Час спустя она вернулась, пытаясь не думать о том, что ей страшно не хотелось отправлять Лусиуса домой одного. Но это делалось ради Имоджин.

Однако едва она переступила порог комнаты, как Имоджин, подняв бледное, заплаканное лицо, сказала:

— Я предпочла бы остаться одна. — И добавила, уткнувшись в плечо Аннабел: — Если ты не возражаешь.

Тесс была так ошеломлена, что не сразу нашлась, что ответить.

— Как скажешь. Можно, я принесу что-нибудь подкрепиться?

Имоджин на нее даже не взглянула.

— Если я захочу есть, Аннабел позовет дворецкого. Мгновение спустя Тесс стояла в коридоре, пытаясь вспомнить, не сказала ли она чего-нибудь такого, что могло обидеть сестру.

По лестнице спустился Рейф.

— Что случилось, Тесс? — спросил он.

Она взглянула на него, стараясь не расплакаться.

— Имоджин… Она не хочет, чтобы я была с ней.

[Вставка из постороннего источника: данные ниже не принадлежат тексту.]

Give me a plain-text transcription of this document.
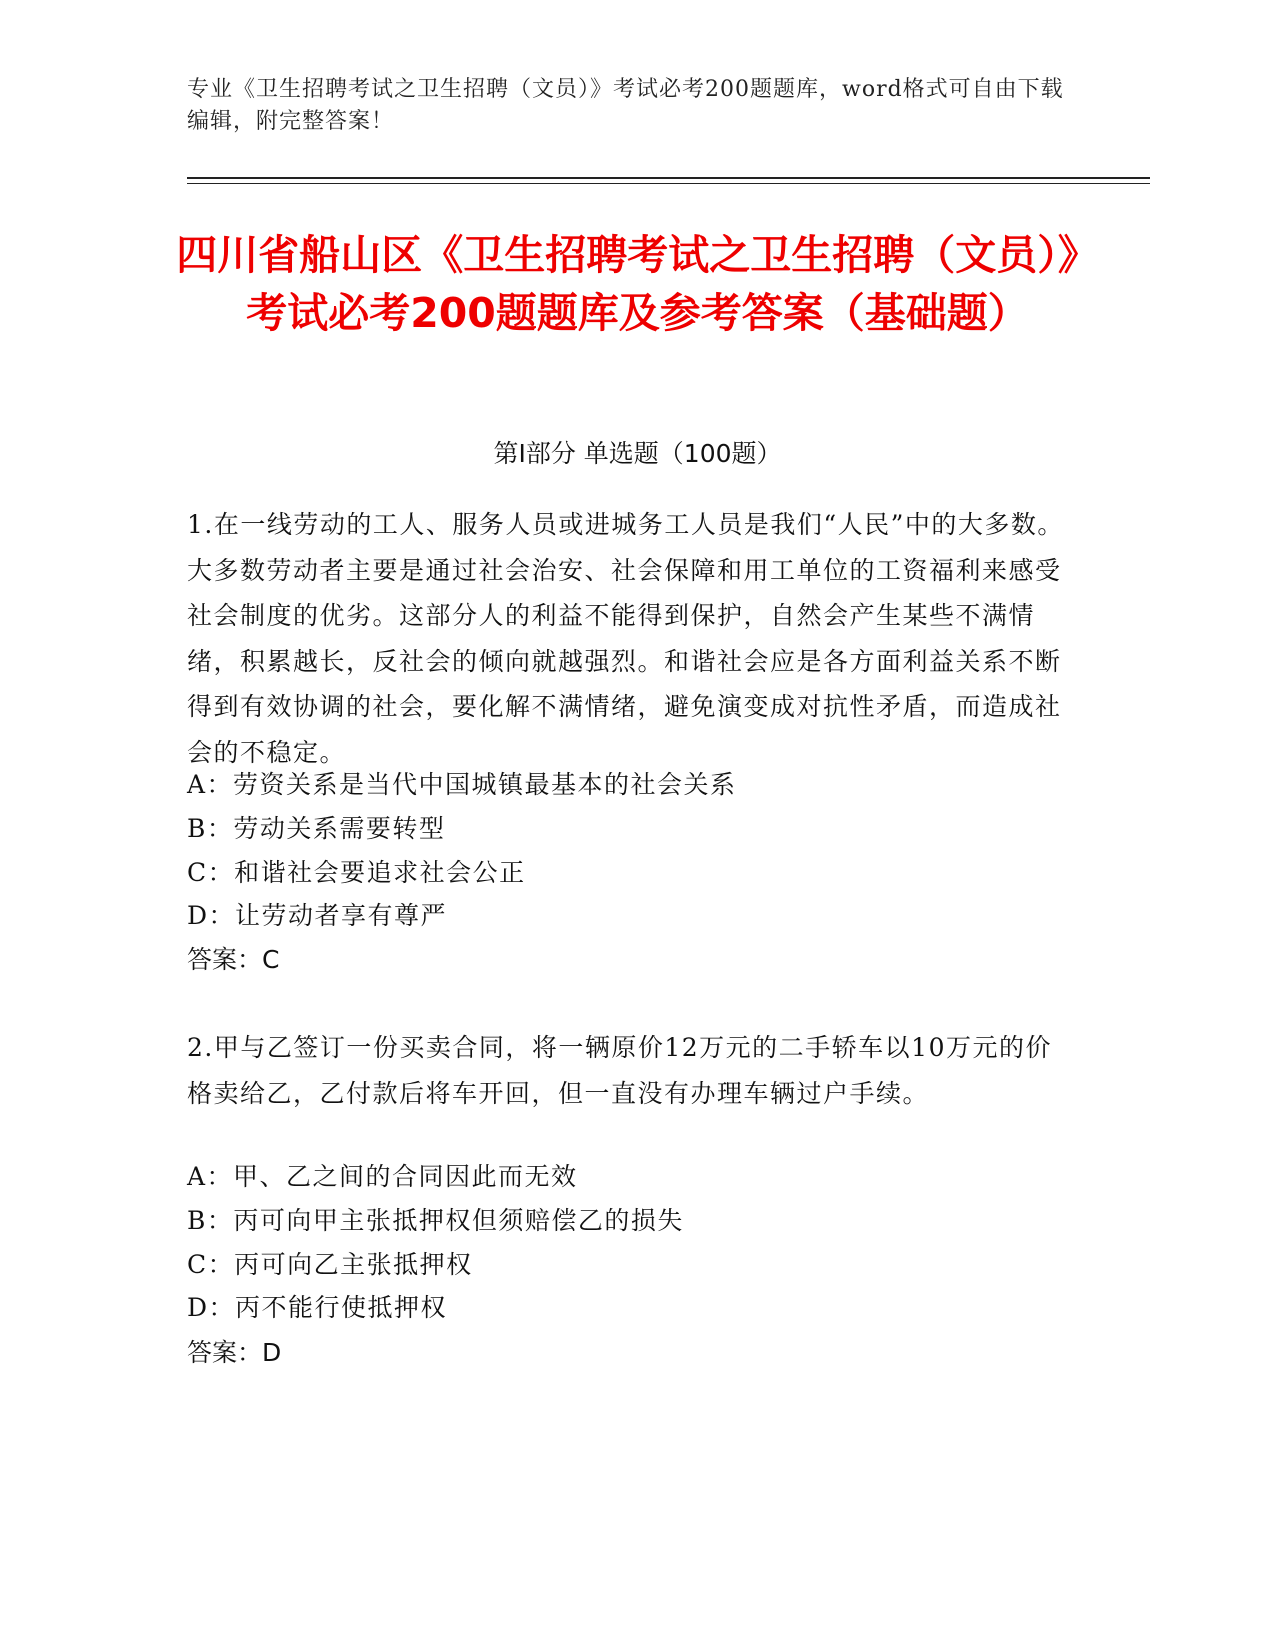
专业《卫生招聘考试之卫生招聘（文员）》考试必考200题题库，word格式可自由下载编辑，附完整答案！
四川省船山区《卫生招聘考试之卫生招聘（文员）》考试必考200题题库及参考答案（基础题）
第I部分 单选题（100题）
1.在一线劳动的工人、服务人员或进城务工人员是我们“人民”中的大多数。大多数劳动者主要是通过社会治安、社会保障和用工单位的工资福利来感受社会制度的优劣。这部分人的利益不能得到保护，自然会产生某些不满情绪，积累越长，反社会的倾向就越强烈。和谐社会应是各方面利益关系不断得到有效协调的社会，要化解不满情绪，避免演变成对抗性矛盾，而造成社会的不稳定。
A：劳资关系是当代中国城镇最基本的社会关系
B：劳动关系需要转型
C：和谐社会要追求社会公正
D：让劳动者享有尊严
答案：C
2.甲与乙签订一份买卖合同，将一辆原价12万元的二手轿车以10万元的价格卖给乙，乙付款后将车开回，但一直没有办理车辆过户手续。
A：甲、乙之间的合同因此而无效
B：丙可向甲主张抵押权但须赔偿乙的损失
C：丙可向乙主张抵押权
D：丙不能行使抵押权
答案：D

Рейф увел ее в библиотеку леди Клэрис.

— Она горюет, — сказал он. — Горе действует на людей по-разному. Некоторые хотят остаться одни, тогда как другие…

— Но она не одна! Она с Аннабел! А я… я… — Тесс не нашла слов, чтобы описать, что она чувствует. — После смерти мамы их растила я. Как может Имоджин… и почему? — Мысли метались в ее голове, словно стая вспугнутых птиц. Она ужасно жалела, что отправила домой Лусиуса.

— Я бы предложил тебе выпить, — со вздохом сказал Рейф, — но еще слишком рано.

Лучи утреннего солнца проникали сквозь тяжелые шторы. Тесс раздвинула шторы и выглянула во двор. Может быть, Лусиус приедет, чтобы взять ее с собой? Но его, конечно, не было и в помине, поэтому она присела на краешек кресла, до боли стиснув руки.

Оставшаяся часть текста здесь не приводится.